Dans l’ensemble, l’amélioration des services publics et les interactions entre les secteurs public et privé sur la gestion durable des terres dépendent d’une combinaison responsable de nouvelles sources de données importantes et d’algorithmes avancés d’apprentissage automatique axés sur :

  1. i) assurer la surveillance du CO2 séquestré dans le sol et la végétation grâce à une base de données à très haute résolution, visant à une forêt durable, contribuant à une réduction efficace de 55 % des émissions de CO2 d’ici 2030 et à une neutralité carbone totale en 2050;
    ii) promouvoir un nouveau marché pour les systèmes d’observation de la Terre à très haute résolution (c.-à-d. su métriques) par satellite entièrement intégrés aux systèmes d’information avancés, grâce à des systèmes juridiques révisés imposant à toutes les municipalités et institutions de gouvernance foncière, ainsi que les entreprises et les propriétaires fonciers, sont correctement équipés de systèmes de prévention des incendies à haute résolution dans l’espace et de gestion durable des terres.

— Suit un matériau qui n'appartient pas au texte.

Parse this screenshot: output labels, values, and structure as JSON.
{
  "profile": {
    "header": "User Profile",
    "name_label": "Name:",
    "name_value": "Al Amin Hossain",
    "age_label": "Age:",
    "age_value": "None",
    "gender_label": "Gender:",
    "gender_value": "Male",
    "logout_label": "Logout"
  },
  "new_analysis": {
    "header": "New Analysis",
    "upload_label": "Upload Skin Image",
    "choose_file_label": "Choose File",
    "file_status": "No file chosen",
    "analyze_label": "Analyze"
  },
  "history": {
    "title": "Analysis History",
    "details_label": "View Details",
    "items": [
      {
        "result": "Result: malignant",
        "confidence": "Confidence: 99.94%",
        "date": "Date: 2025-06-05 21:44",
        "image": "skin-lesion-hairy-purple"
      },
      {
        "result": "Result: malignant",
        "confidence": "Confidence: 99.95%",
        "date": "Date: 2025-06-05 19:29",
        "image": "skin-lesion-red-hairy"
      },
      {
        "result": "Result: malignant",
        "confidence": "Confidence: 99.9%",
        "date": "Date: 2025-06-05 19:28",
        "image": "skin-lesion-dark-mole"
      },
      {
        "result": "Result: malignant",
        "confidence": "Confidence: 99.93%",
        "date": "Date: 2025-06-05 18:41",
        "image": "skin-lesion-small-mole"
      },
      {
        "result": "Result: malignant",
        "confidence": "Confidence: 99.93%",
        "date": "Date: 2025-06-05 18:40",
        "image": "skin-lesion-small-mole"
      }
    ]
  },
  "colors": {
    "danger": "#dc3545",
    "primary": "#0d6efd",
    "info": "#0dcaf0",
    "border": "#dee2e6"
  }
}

Mais ces objectifs ne peuvent être atteints que par une action concertée visant à promouvoir :

  • Systèmes d’information avancés et méthodes d’intelligence artificielle : prévision en ligne/modélisation IA du « niveau de risque d’incendie » avec une capacité de prédiction de précision de 90 % sur 3 jours à l’avance et la diffusion nécessaire d’alertes précoces, ainsi que la capacité en ligne de prévision dynamique du cycle du carbone et la prévision des niveaux de stock de carbone et de séquestration dans les forêts; algorithmes d’apprentissage automatique qui croisent l’information provenant de différentes sources et types, pour accélérer l’identification des terres;
    • Capacité de calcul à haute performance : capacité de prévision météorologique en ligne et de calculs massifs des paramètres du sol et des niveaux de séquestration du carbone.
  • Fournir aux utilisateurs un système d’aide à la décision qui, grâce à la modélisation probabiliste des risques et à l’analyse de compromis pour la planification de scénarios, utilise la meilleure information disponible (résolution su métrique et données en temps quasi réel sur les conditions météorologiques, l’utilisation des terres et la couverture terrestre) et la capacité de traitement, permet aux praticiens de prioriser les décisions d’investissement concernant la planification du paysage et la gestion des combustibles à l’échelle nationale, régionale et sous régionale. La valeur fondamentale d’un tel outil d’aide à la décision réside dans l’utilisation d’une évaluation quantitative de l’exposition aux feux de forêt pour cartographier, comparer et éclairer les priorités de gestion dans de vastes domaines.
    • des plates-formes d’interopérabilité qui permettent une meilleure gestion des terres en fournissant de l’information provenant des propriétaires fonciers, mais aussi de l’administration centrale (favorisant le principe « autrefois seulement ») et des municipalités. 
  1. Préservation des zones côtières

L’Europe possède la plus longue longueur continentale de zones côtières au monde, qui offrent des conditions de logement et de vie à environ 40 % de la population européenne (soit plus de 160 millions de personnes). C’est dans ce contexte que le Centre international de recherche de l’Atlantique (AIR Centre; www.aircentre.org ) fait la promotion d’une plateforme d’observation ouverte pour le développement de nouvelles entreprises en utilisant un système d’information avancé intégré, y compris une constellation de satellites orbitaux, différents types de capteurs in situ et nouvelles fonctions basées sur l’IA. C’est le seul moyen durable de fournir des capacités contribuant au développement socio-économique d’une « économie bleue » européenne durable.
Il est conçu comme une plateforme axée sur l’utilisateur et axée sur la recherche qui réunit des partenaires stratégiques clés opérant dans l’Atlantique, l’Arctique, la Baltique et la Méditerranée afin de garantir une compréhension approfondie de l’espace. . .les interactions entre le climat et les océans grâce à une nouvelle génération de capteurs optiques ayant une résolution spatiale supérieure à 1 m et atteignant à l’avenir 1 cm et une résolution temporelle adéquate basée sur des images en ligne entièrement continues.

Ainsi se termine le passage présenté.